O torcedor corintiano acordou nesta terça-feira com uma notícia que vale tanto quanto um grande reforço. O volante André tratou de encerrar qualquer clima de despedida e confirmou publicamente que não está de malas prontas para a Itália. Após o Corinthians rejeitar uma investida agressiva do Milan, o jogador foi aos microfones para afastar os rumores e selar seu compromisso com o Parque São Jorge.
“Quero seguir minha trajetória no Corinthians”, cravou o volante. A declaração cirúrgica afasta a pressão imediata e entrega à diretoria alvinegra o cenário perfeito: um ativo valioso que está fechado com o projeto esportivo, sem forçar uma saída pela porta dos fundos.
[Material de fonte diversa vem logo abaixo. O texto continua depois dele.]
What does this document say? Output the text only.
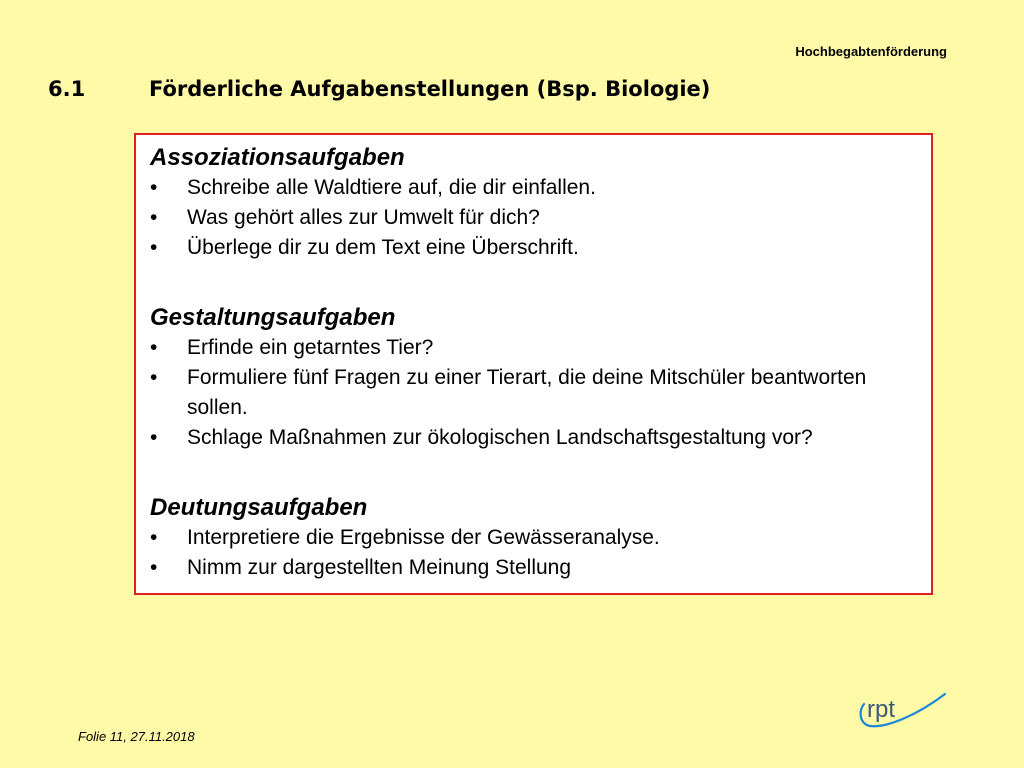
Hochbegabtenförderung
6.1	Förderliche Aufgabenstellungen (Bsp. Biologie)
Assoziationsaufgaben
•	Schreibe alle Waldtiere auf, die dir einfallen.
•	Was gehört alles zur Umwelt für dich?
•	Überlege dir zu dem Text eine Überschrift.
Gestaltungsaufgaben
•	Erfinde ein getarntes Tier?
•	Formuliere fünf Fragen zu einer Tierart, die deine Mitschüler beantworten sollen.
•	Schlage Maßnahmen zur ökologischen Landschaftsgestaltung vor?
Deutungsaufgaben
•	Interpretiere die Ergebnisse der Gewässeranalyse.
•	Nimm zur dargestellten Meinung Stellung
Folie 11, 27.11.2018
rpt
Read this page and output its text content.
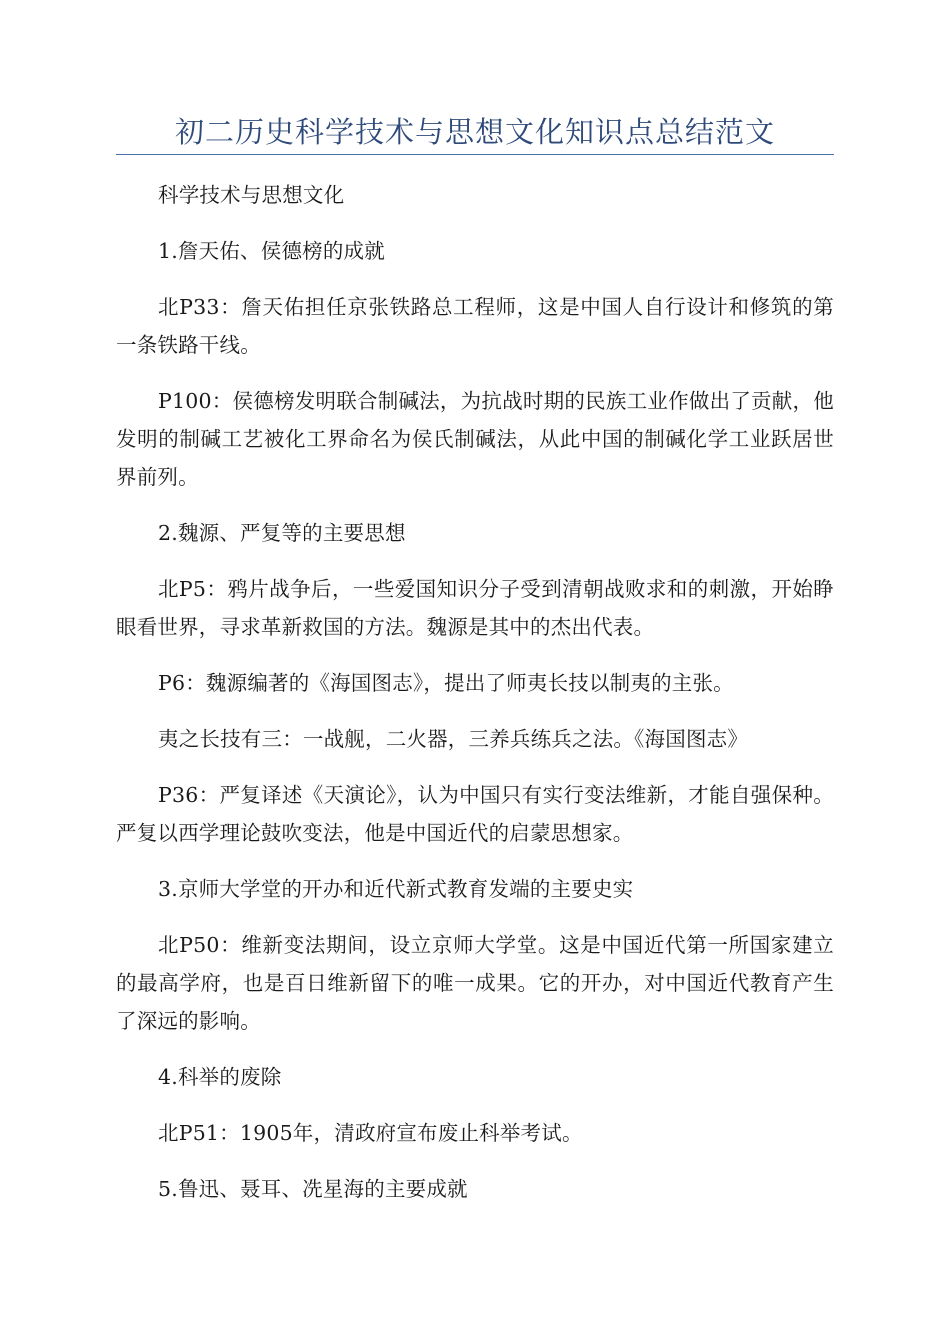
初二历史科学技术与思想文化知识点总结范文

科学技术与思想文化

1.詹天佑、侯德榜的成就

北P33：詹天佑担任京张铁路总工程师，这是中国人自行设计和修筑的第一条铁路干线。

P100：侯德榜发明联合制碱法，为抗战时期的民族工业作做出了贡献，他发明的制碱工艺被化工界命名为侯氏制碱法，从此中国的制碱化学工业跃居世界前列。

2.魏源、严复等的主要思想

北P5：鸦片战争后，一些爱国知识分子受到清朝战败求和的刺激，开始睁眼看世界，寻求革新救国的方法。魏源是其中的杰出代表。

P6：魏源编著的《海国图志》，提出了师夷长技以制夷的主张。

夷之长技有三：一战舰，二火器，三养兵练兵之法。《海国图志》

P36：严复译述《天演论》，认为中国只有实行变法维新，才能自强保种。严复以西学理论鼓吹变法，他是中国近代的启蒙思想家。

3.京师大学堂的开办和近代新式教育发端的主要史实

北P50：维新变法期间，设立京师大学堂。这是中国近代第一所国家建立的最高学府，也是百日维新留下的唯一成果。它的开办，对中国近代教育产生了深远的影响。

4.科举的废除

北P51：1905年，清政府宣布废止科举考试。

5.鲁迅、聂耳、冼星海的主要成就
A matemática por trás do “não” aos italianos
A recusa corintiana não foi um mero capricho, mas uma decisão baseada em uma precificação rigorosa. A oferta que chegou à mesa da diretoria paulista detalhava um pacote de 17 milhões de euros (cerca de R$ 102 milhões) pelos 70% dos direitos econômicos que pertencem ao Timão. A estrutura previa 15 milhões fixos e mais 2 milhões condicionados a metas de minutagem (20 partidas antes da pausa para a Copa do Mundo).
Apesar de ser uma cifra respeitável para os padrões nacionais, a gestão alvinegra fez as contas e travou a operação. Internamente, o clube estipulou que só aceita abrir conversas por um patamar bem mais elevado, na casa dos 22 milhões de euros (aproximadamente R$ 133 milhões).
O discurso que blinda o vestiário
A maturidade de André ao lidar com o assédio europeu vale ouro para a comissão técnica. O jogador admitiu que vestir a camisa do Milan seria “um sonho”, mas frisou que vive um sonho diário no Corinthians, especialmente com o calendário pesado e a disputa da Libertadores no horizonte.
Esse tipo de posicionamento funciona como um escudo. Ele elimina ruídos no vestiário e dá total legitimidade para a diretoria segurar o atleta, anulando a narrativa tóxica de que o clube estaria “prendendo” um jogador contra a sua vontade.
O caso André escancara uma evolução gerencial no Corinthians. Durante muito tempo, os clubes brasileiros adotaram uma postura reativa nas janelas de transferências: vendiam seus destaques simplesmente porque o cheque europeu aparecia.